“Feeding the kitty” is a common point of discussion among full-time and part-time cruising folk. Maintaining the boat, adding or replacing equipment, living expenses, fuel, travel expenses … everything adds up and without a solid plan and/or regular income source, cruising can quickly become a memory instead of a way of life.
If you plan to remain in your home country, working is easy. Some folks we know maintain regular jobs, live aboard in a marina and sail away on weekends, holidays and vacations This is very restrictive, but they're still living on a boat. Others pick up casual work in the different ports they visit. If they have a specific skill, canvas work or rigging, for instance, they can usually pick up some work easily. Otherwise, a local chandlery or West Marine is usually hiring.
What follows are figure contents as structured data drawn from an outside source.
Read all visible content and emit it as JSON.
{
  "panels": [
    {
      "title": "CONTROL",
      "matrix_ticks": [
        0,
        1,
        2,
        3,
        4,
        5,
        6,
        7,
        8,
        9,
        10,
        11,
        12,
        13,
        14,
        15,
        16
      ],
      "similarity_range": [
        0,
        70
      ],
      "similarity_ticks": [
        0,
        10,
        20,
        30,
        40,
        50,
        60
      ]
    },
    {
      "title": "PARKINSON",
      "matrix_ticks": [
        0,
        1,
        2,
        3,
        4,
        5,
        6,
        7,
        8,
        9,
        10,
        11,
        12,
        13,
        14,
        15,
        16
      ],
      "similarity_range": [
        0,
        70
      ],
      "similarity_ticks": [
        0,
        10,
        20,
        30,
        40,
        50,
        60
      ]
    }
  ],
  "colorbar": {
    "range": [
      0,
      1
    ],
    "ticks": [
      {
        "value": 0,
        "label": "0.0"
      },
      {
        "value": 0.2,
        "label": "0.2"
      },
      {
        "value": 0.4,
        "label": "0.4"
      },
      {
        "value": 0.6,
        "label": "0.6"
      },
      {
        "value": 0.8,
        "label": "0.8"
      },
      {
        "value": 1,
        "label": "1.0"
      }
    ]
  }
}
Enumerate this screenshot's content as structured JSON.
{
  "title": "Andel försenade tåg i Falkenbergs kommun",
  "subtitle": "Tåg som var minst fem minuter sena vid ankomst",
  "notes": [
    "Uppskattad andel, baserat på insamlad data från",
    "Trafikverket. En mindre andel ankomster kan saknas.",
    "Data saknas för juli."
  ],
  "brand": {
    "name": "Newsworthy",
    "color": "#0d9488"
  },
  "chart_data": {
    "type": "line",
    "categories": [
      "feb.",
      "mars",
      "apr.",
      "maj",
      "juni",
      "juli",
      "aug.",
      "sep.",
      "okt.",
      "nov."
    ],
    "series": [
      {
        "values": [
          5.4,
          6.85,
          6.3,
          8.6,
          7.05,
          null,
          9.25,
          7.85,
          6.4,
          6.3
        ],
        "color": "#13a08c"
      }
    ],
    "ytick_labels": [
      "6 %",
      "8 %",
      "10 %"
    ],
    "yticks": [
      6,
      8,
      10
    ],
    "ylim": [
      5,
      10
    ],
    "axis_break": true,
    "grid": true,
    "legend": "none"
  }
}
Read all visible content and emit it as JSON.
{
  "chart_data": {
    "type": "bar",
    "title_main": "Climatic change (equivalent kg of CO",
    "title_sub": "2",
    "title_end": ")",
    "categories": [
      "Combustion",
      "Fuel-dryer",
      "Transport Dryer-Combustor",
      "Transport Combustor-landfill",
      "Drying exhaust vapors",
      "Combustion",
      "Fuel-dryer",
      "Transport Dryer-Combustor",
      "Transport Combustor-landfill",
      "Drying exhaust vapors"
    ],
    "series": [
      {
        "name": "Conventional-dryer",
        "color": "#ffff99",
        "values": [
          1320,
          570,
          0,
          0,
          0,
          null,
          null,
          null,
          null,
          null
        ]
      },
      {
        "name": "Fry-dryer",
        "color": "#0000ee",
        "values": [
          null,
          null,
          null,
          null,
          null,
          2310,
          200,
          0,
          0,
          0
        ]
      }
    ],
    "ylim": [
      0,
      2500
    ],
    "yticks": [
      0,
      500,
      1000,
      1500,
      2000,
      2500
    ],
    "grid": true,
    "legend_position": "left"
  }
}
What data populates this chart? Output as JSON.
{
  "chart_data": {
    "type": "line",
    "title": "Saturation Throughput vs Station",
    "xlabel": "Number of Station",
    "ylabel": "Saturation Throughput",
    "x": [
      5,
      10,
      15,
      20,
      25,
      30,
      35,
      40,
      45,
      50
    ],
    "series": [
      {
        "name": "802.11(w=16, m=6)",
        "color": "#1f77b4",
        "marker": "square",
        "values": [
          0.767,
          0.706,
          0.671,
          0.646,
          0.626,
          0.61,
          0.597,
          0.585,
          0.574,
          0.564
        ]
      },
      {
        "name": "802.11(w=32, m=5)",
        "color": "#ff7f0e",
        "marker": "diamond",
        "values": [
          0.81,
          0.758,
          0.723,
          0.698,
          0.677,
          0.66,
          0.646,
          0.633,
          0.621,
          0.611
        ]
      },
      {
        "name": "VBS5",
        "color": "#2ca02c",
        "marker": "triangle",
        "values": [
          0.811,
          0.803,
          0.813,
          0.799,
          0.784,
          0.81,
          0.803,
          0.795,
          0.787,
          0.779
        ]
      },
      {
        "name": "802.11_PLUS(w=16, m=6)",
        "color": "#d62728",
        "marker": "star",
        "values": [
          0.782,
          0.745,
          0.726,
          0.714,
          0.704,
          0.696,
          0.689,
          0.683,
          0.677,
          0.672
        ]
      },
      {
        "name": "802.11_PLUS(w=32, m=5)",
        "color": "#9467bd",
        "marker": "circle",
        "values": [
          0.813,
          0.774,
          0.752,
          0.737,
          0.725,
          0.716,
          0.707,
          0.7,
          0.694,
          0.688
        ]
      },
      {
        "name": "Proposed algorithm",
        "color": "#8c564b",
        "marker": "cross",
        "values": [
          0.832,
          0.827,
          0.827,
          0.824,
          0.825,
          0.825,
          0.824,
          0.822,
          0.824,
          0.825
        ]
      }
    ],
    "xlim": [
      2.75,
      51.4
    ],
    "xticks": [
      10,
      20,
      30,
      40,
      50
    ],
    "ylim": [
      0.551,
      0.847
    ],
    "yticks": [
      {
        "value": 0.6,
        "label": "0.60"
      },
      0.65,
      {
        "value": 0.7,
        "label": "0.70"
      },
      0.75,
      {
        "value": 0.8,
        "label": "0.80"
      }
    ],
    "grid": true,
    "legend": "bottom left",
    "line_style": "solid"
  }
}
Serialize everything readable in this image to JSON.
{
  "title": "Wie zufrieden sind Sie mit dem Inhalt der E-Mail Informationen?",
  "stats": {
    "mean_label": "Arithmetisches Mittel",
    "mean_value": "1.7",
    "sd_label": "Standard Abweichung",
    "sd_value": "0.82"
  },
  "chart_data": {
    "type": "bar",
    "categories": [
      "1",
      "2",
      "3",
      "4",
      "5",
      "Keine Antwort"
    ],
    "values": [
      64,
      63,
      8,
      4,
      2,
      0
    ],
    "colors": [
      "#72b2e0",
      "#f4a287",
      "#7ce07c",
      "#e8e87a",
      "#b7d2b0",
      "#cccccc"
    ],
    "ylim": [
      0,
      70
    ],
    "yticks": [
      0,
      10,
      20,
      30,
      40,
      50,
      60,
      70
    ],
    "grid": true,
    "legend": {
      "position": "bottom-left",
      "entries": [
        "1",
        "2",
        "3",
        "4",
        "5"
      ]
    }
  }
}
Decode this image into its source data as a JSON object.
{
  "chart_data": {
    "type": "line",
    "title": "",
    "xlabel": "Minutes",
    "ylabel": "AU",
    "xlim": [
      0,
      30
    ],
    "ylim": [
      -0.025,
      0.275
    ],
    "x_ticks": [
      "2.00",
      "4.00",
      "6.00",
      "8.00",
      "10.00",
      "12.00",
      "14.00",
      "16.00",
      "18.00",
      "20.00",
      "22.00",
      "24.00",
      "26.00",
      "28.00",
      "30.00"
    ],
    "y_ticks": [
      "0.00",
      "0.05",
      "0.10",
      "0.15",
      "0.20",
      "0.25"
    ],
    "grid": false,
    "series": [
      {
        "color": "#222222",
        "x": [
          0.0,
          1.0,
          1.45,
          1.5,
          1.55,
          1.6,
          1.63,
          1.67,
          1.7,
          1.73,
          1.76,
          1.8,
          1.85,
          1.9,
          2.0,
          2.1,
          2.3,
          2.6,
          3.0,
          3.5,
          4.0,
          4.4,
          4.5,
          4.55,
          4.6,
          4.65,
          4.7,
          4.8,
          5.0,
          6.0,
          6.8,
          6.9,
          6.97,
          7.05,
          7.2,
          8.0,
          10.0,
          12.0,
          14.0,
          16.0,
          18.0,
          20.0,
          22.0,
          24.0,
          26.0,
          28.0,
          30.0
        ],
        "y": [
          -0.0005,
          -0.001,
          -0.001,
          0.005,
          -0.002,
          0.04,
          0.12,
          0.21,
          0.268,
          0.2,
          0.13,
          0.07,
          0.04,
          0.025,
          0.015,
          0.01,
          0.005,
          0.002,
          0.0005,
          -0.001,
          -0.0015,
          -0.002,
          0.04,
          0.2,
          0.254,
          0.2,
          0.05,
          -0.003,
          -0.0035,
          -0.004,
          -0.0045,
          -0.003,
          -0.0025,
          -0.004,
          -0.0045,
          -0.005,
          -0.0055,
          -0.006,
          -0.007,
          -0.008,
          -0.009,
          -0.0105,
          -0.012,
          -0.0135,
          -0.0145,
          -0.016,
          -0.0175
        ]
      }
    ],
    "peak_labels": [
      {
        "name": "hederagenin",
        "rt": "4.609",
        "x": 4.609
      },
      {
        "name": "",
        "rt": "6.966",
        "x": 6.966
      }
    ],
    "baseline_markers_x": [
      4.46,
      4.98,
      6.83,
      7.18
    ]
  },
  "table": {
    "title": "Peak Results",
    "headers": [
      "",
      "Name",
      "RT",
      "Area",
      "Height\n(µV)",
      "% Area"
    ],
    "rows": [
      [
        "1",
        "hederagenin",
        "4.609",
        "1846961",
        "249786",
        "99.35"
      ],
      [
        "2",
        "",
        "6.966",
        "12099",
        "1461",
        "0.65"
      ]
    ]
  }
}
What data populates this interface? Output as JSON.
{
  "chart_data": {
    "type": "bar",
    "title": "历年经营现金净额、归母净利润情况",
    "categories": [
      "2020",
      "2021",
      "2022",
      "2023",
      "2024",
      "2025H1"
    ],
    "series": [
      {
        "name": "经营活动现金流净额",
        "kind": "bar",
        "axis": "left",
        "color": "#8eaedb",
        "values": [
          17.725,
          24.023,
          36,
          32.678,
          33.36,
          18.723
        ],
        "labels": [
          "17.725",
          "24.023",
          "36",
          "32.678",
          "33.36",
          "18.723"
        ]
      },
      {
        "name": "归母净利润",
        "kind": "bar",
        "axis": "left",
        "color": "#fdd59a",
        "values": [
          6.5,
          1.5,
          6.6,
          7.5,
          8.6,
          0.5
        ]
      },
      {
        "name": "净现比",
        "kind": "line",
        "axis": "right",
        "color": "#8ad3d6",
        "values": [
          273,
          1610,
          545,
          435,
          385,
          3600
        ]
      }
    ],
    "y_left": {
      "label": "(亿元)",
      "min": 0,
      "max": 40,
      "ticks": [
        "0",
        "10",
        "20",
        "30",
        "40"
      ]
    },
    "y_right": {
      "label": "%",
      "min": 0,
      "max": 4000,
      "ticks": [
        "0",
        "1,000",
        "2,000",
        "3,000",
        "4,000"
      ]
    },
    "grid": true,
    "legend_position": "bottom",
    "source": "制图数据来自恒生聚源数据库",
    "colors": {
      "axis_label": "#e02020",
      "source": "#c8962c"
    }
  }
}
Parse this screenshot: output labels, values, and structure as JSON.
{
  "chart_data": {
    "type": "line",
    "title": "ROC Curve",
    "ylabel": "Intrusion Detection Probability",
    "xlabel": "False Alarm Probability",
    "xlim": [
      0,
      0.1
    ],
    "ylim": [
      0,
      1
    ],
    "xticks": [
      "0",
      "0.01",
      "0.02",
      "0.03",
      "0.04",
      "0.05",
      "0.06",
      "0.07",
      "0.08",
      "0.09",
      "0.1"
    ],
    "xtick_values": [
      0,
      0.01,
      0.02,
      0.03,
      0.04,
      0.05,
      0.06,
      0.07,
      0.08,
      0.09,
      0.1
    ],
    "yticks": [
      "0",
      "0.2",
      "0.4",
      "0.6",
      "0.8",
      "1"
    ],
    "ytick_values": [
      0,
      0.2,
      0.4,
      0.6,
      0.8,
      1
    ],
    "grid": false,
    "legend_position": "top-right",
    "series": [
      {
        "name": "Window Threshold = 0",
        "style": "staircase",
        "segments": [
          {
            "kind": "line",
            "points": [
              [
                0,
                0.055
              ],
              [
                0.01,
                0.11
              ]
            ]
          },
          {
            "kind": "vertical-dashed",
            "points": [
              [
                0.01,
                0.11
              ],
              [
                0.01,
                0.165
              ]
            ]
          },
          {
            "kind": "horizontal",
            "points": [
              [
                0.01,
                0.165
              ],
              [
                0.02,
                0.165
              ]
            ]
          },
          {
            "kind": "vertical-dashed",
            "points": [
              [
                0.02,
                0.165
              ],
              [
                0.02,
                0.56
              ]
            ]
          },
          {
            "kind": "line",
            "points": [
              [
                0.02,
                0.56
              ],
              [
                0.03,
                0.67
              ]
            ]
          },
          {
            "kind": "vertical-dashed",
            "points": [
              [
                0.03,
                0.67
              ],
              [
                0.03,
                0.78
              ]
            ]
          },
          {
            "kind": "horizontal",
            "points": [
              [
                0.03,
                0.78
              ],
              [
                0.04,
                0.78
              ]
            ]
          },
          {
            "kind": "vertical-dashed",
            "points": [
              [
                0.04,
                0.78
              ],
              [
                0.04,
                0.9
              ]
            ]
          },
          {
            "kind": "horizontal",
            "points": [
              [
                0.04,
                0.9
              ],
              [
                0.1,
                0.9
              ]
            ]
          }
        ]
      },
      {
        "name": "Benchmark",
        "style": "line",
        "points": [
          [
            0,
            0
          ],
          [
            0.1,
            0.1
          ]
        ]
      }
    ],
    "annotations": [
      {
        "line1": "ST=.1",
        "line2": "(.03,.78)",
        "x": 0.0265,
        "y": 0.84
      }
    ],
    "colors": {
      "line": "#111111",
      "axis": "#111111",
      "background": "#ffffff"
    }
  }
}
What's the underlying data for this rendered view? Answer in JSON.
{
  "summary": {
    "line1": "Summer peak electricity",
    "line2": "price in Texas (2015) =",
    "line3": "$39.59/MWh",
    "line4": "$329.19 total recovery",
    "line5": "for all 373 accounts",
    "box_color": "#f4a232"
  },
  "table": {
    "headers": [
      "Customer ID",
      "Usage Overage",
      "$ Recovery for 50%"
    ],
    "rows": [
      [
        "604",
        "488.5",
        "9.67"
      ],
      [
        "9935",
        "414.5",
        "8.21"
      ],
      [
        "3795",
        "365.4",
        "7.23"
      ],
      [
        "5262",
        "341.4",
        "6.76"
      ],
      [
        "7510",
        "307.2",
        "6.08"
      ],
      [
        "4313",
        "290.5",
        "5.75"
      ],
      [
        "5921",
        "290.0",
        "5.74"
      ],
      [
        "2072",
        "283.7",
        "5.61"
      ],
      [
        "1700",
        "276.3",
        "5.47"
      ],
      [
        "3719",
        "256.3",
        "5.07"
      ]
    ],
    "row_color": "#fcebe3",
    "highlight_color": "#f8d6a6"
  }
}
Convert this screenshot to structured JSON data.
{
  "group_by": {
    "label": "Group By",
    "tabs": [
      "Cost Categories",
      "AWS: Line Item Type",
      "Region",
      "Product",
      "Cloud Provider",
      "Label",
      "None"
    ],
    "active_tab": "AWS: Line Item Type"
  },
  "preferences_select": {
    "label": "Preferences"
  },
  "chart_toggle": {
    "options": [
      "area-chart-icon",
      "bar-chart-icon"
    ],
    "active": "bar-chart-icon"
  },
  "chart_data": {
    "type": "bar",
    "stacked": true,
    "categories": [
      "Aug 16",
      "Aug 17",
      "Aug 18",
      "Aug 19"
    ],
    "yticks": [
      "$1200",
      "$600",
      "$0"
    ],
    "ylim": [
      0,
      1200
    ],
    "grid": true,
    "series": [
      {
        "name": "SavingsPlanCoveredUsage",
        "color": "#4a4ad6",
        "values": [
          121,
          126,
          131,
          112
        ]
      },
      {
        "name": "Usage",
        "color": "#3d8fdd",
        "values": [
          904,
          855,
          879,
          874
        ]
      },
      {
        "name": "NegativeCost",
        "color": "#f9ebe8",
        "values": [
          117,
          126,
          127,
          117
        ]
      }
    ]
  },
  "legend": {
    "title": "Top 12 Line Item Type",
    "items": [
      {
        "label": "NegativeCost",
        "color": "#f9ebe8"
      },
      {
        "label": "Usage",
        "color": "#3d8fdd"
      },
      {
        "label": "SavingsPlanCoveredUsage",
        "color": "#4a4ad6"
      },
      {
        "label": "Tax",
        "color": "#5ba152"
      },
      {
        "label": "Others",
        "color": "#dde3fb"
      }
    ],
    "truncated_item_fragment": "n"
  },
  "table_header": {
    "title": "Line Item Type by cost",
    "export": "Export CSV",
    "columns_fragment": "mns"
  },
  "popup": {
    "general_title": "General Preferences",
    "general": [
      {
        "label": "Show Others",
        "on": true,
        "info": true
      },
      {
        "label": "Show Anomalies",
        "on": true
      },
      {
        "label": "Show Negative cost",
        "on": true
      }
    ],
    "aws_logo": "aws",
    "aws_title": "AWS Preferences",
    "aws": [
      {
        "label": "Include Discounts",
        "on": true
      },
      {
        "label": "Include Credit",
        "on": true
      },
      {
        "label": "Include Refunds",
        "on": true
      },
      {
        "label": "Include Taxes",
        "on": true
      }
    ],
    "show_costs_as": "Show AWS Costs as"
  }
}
Sailing out of your home country, however, poses a whole other set of issues if you plan to work. First of all, unless you have a work visa, it's usually against the law to work in other countries. Again, if you have a specific trade you can sometimes offer it to other yachties. We've met dentists, barbers, vets, and riggers who sell their services to other cruisers. Some artists create jewelry and artwork to sell along the way. We've met some consultants and full-time writers who work from their boats. Communication is sometimes an issue, but with a little foresight, they manage. Some cruisers have found casual work in foreign ports and get paid “under the table”, but it's not something you can rely on.
That said, seasonal work, like fruit picking for instance, can provide a short-term, legal influx of cash if you're physically willing and able. Teaching English might also be a valid alternative, although when I taught English in Ecuador, it was gratis.
A growing number of folks we've met, cruise for half a year, leave their boats in a local marina and go home to work. After all, there's usually a good season for sailing and a bad season, no matter where we go. Go home for hurricane/cyclone/rainy season and work. Come back when the weather is fair, the sailing is good and the kitty has been replenished.
As an electrical engineer, David has helped innumerable other boats with electrical problems, but he's never felt comfortable charging people for his services. Cruisers help other cruisers. There's not usually any financial remuneration involved. Any work he's done ashore fixing generators and solar panels is all gratis to the local community. We get paid in friendship, fresh fruits and veggies and sometimes lobsters. These feed us, but not the kitty. Don't count on other cruisers as a good income source. We're a rather parsimonious lot by nature.
We do write articles for several sailing magazines and get paid for them. Marcie sells photographs once in awhile. Neither of these provide enough to live on. So... do we work along the way. No. We bought our boat outright, paid off all debt before leaving to cruise, had adequate savings and stick to a reasonable budget. Recently, we've started collecting Social Security. It's not much, but the kitty loves it.